Мгновение По молчал. А потом, кажется, усмехнулся – едва слышно и печально:
– Я прошу прощения.
– Это я уже сделала. – Биттерблу прокрутила в голове кошмарный разговор с Сафом. Потом прокрутила снова. – Ой. – Она в растерянности поглядела на По. – Я же ни разу не извинилась.
– Придется, – сказал он уже мягче. – А сверх того, тебе придется рассказать ему всю правду, какую только сможешь. Нужно всеми средствами убедиться, что он не использует ее против тебя. А потом позволить ему сердиться, сколько пожелает. Так поступаю я.
«Значит, мне придется окунуться в собственный стыд и в ненависть человека, который стал мне дорог».
Биттерблу задумчиво разглядывала оборванные заусенцы. Проблемы По вдруг стали казаться ей куда более понятными. Прижавшись к брату, она уткнулась лбом ему в плечо. Он крепко обнял ее мокрой рукой.
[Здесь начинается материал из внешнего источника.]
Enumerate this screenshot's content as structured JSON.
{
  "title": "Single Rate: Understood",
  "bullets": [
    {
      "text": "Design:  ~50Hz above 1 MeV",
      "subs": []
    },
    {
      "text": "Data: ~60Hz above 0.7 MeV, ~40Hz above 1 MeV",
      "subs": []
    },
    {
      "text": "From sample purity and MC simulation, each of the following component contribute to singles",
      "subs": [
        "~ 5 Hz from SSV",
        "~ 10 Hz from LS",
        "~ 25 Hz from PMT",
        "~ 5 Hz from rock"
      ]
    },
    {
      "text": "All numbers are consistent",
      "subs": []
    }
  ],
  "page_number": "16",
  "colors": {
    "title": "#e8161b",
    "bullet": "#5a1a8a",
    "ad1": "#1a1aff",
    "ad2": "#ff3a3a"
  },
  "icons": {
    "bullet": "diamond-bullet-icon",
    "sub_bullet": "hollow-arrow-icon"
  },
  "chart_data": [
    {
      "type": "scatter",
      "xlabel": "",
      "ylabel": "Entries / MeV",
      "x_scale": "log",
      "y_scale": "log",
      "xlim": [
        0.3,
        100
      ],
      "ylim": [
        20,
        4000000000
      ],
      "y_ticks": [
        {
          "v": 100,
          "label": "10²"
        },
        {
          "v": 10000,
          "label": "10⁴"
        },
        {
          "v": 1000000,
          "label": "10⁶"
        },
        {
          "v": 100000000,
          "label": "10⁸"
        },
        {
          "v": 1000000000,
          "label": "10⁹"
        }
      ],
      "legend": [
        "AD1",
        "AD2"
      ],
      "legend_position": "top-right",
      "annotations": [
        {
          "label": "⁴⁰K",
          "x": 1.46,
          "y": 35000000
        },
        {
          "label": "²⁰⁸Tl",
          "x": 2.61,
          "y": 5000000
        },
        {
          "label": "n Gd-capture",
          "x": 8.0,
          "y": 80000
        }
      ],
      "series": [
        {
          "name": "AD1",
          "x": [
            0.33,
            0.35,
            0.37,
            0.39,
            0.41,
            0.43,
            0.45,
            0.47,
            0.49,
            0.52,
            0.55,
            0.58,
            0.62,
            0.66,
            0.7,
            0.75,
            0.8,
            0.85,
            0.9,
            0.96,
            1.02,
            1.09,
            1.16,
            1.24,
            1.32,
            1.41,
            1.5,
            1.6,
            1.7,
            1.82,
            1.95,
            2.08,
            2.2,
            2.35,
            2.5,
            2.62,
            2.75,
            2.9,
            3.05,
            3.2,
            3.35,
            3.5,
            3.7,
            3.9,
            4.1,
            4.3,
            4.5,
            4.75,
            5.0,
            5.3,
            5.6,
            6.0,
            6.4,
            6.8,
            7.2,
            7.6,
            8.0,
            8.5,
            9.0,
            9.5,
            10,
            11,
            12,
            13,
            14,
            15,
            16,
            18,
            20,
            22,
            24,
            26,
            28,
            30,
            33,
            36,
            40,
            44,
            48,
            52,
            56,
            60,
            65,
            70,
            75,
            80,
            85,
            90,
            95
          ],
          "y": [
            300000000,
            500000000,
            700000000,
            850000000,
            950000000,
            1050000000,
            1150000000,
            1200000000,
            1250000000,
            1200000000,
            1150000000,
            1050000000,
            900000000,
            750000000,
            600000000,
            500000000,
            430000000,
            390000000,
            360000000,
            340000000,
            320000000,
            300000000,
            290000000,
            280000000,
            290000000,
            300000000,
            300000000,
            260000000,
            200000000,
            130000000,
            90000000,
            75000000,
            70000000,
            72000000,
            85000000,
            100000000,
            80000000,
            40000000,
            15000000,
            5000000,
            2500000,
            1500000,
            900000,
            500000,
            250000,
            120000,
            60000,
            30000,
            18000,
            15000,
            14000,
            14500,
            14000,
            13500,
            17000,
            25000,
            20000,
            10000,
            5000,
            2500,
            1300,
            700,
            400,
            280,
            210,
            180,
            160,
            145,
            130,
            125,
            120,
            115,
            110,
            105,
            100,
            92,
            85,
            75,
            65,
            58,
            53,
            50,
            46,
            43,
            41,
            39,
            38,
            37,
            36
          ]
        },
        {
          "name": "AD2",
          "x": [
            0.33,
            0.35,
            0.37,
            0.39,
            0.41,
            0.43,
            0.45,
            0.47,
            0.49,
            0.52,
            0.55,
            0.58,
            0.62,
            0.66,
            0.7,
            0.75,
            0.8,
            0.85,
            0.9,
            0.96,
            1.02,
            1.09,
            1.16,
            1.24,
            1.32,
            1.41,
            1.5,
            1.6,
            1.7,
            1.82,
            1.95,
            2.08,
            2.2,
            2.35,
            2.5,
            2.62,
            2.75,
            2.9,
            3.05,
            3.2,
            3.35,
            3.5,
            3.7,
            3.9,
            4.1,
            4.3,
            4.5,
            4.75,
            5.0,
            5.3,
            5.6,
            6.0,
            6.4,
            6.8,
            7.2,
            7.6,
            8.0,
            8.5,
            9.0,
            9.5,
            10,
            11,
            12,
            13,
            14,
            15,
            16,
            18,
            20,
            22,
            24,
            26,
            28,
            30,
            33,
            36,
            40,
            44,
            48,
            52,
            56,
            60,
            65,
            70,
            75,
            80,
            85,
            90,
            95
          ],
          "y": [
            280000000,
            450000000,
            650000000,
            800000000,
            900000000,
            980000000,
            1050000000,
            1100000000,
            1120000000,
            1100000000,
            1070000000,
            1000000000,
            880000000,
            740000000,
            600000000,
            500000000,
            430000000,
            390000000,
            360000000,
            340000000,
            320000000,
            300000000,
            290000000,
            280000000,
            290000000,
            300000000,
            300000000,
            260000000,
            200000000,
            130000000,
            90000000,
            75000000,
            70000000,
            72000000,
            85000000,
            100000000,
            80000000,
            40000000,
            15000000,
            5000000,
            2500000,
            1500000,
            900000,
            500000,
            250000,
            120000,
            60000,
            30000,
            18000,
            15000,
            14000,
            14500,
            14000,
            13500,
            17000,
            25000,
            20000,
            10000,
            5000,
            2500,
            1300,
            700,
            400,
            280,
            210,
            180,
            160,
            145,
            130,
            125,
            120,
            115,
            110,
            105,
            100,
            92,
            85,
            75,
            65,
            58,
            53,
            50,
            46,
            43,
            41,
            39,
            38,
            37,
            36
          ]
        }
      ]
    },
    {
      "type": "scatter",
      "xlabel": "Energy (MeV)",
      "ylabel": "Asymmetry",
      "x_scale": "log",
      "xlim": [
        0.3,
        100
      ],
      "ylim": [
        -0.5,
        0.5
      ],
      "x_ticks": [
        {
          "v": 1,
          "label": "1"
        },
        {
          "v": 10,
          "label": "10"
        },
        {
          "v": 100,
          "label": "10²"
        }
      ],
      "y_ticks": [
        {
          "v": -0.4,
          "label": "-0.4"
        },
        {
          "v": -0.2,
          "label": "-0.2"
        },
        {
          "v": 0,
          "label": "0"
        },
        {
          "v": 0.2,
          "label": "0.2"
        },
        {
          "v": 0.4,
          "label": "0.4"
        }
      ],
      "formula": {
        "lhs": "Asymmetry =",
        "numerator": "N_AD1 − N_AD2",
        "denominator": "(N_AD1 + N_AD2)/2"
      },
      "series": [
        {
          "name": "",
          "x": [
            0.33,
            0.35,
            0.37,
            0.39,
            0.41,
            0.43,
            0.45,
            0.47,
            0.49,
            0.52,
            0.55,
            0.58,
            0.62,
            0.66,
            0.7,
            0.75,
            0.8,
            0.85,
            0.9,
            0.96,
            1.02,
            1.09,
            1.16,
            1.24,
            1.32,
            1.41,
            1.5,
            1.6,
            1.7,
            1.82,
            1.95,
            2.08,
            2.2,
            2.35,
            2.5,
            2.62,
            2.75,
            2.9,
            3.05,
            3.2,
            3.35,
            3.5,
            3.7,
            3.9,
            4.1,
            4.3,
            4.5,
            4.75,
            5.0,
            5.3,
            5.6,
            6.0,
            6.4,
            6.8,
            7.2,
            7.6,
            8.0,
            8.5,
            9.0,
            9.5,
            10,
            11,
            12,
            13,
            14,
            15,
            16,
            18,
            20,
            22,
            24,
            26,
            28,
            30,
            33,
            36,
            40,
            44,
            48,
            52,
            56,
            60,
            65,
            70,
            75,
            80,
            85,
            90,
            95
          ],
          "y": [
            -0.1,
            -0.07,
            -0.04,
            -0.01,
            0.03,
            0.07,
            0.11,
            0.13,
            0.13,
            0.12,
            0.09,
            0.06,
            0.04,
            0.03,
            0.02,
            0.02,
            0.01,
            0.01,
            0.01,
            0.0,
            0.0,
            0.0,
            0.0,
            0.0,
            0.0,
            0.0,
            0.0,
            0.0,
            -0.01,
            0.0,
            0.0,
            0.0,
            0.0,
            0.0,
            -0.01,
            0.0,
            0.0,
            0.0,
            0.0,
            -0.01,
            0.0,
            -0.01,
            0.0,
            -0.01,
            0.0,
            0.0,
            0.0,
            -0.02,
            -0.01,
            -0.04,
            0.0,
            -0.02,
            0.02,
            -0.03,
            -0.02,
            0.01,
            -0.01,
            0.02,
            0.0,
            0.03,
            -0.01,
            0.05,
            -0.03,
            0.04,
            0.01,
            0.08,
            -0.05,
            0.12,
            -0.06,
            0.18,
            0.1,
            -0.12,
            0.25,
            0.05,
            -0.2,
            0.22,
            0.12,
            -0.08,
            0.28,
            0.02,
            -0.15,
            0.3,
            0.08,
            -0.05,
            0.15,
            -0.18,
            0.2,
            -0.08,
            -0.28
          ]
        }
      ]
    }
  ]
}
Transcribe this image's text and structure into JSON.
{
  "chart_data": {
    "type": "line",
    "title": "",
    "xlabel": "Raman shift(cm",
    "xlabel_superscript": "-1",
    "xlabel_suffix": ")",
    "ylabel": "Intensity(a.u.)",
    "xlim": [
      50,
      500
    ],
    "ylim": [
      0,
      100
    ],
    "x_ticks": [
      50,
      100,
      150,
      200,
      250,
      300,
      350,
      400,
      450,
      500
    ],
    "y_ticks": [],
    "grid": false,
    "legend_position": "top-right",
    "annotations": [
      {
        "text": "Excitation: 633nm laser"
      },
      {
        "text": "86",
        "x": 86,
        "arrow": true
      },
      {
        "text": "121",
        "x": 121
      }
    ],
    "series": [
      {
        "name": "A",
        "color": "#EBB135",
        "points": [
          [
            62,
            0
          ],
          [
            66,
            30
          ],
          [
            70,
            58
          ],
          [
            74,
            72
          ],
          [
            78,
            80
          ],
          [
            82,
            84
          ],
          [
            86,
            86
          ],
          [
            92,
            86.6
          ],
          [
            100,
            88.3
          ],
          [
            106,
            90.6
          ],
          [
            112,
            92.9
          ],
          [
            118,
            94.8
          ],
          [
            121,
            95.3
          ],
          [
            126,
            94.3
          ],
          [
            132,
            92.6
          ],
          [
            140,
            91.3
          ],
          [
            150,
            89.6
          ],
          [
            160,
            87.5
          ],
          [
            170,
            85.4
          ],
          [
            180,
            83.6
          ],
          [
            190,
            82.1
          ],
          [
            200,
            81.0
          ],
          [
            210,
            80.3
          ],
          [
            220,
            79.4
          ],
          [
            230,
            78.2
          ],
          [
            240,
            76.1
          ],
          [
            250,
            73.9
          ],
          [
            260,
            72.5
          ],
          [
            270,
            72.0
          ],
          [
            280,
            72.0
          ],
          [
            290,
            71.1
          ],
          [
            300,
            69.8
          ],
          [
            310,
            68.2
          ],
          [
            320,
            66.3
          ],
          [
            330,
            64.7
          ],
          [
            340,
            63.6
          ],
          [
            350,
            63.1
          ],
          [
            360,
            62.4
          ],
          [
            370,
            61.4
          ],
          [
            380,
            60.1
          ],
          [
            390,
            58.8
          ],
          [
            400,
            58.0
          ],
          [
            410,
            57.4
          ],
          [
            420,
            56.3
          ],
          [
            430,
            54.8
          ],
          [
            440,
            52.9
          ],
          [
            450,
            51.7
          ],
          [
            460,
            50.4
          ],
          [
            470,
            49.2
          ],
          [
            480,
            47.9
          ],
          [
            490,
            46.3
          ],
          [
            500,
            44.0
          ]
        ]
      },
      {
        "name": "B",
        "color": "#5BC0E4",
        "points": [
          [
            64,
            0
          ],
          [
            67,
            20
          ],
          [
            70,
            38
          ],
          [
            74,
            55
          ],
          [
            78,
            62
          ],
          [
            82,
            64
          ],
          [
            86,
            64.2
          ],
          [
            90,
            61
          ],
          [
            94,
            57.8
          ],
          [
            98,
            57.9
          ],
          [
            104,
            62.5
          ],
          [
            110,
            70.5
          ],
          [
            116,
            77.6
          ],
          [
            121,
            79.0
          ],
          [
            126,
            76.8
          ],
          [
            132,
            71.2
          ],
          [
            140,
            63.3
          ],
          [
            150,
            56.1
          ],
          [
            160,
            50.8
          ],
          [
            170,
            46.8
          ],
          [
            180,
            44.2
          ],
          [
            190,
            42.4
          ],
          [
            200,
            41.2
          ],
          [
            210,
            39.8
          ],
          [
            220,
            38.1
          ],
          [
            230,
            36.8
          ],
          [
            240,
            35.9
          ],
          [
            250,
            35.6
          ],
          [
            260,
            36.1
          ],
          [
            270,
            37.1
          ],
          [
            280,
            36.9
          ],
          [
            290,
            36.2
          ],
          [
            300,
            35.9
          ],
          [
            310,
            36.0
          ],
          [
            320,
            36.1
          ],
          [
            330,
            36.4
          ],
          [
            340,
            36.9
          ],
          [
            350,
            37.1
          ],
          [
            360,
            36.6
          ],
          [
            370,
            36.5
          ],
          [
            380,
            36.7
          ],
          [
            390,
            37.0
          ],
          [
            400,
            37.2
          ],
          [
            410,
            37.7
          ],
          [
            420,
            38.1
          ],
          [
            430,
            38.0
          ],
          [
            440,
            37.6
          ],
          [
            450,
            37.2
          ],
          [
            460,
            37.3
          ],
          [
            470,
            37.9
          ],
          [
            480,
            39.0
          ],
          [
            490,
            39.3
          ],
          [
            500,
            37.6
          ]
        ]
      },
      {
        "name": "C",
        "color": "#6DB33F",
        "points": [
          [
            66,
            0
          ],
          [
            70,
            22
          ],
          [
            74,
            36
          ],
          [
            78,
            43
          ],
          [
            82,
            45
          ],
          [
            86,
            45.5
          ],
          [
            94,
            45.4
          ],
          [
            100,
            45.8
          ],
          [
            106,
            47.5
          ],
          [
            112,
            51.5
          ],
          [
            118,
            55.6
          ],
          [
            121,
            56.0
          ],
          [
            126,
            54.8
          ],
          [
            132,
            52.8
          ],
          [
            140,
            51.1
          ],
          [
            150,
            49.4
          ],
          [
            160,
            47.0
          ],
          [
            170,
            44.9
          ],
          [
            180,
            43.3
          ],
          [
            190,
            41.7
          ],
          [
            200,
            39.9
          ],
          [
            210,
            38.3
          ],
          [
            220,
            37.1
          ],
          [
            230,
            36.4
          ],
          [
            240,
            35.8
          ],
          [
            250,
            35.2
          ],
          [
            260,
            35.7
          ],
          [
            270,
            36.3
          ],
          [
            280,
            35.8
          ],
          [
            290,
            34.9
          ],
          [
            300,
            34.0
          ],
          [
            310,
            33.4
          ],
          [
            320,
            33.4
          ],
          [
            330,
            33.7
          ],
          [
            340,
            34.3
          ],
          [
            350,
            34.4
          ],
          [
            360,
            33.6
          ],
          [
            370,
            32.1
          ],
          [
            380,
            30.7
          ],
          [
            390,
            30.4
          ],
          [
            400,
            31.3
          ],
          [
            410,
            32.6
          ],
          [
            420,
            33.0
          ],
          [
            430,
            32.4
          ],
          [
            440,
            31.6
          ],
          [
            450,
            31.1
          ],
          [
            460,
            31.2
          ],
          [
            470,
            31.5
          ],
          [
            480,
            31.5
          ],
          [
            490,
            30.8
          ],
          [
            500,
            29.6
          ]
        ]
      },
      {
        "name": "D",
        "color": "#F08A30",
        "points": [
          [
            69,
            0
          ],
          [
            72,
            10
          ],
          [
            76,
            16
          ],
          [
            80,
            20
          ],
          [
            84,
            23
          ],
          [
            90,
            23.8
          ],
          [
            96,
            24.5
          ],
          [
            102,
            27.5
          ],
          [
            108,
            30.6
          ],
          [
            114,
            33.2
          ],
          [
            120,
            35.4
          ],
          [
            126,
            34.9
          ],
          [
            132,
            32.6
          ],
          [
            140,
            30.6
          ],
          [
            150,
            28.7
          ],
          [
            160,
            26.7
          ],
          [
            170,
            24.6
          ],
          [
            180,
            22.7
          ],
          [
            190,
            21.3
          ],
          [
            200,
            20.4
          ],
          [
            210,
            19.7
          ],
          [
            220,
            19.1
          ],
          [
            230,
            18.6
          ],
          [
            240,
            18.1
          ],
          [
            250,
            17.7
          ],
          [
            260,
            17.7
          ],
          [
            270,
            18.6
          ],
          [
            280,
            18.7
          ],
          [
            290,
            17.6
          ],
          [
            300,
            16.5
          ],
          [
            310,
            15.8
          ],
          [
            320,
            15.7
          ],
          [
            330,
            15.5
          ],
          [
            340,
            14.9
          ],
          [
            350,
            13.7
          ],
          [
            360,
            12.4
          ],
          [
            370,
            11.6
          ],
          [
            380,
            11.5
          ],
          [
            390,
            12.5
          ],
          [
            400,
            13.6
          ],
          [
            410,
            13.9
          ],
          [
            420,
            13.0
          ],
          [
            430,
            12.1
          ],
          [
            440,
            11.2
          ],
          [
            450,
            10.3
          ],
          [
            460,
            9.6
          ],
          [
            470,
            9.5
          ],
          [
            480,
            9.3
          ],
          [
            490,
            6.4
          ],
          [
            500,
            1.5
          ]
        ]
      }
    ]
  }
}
– Хильда, – спросила Биттерблу, – как долго мы сможем скрывать ото всех, что корона пропала?
Хильда поджала губы.
– Добрых несколько месяцев, – уверенно кивнула она наконец. – Едва ли ее кто-то хватится раньше, чем приедет с визитом ваш дядя, как вы считаете, ваше величество? В этих покоях бывают только ваши шпионы, слуги, друзья из Совета да я. И из всех этих людей я сомневаюсь лишь в паре-тройке слуг. Я сооружу что-нибудь и спрячу подушку под покров, чтобы с виду все было ладно.
– Не забывай, что от Сафа тоже многое зависит, – заметил По. – С него станется сделать глупость и раззвонить по городу, что корона не там, где ей полагается быть, Биттерблу. К тому же по пути в твои покои нас с ним видела куча народу.
Биттерблу вздохнула. Пожалуй, он и вправду мог такое сотворить, если достаточно разозлился.
– Надо разобраться, кто подставил его под подозрение.
– Да, – согласился По. – Хороший вопрос. Позволь мне самому поговорить с ним о короне, ладно? Пожалуйста. Я посмотрю, удастся ли мне выяснить хоть что-нибудь и об аресте. И еще, думаю, мне стоит побеседовать с тем лжесвидетелем, как считаешь?
– Да. Ладно. – Она со вздохом отстранилась. – Я останусь здесь. Мне нужно кое-что обдумать. Хильда, прогоняй и дальше моих советников, хорошо?
Оказавшись в спальне, Биттерблу принялась бродить из угла в угол.
«Возможно ли, чтобы Саф и вправду искренне считал, что это я пытаюсь заставить искателей правды молчать? Что это я за ними охочусь? После того, как мы скакали по крышам? После того, как я привела к ним Мадлен! Неужели он и вправду…»
Она одеревенело опустилась на сундук и стала вытаскивать из волос шпильки. «Неужели он и вправду думает, что я желаю ему зла?»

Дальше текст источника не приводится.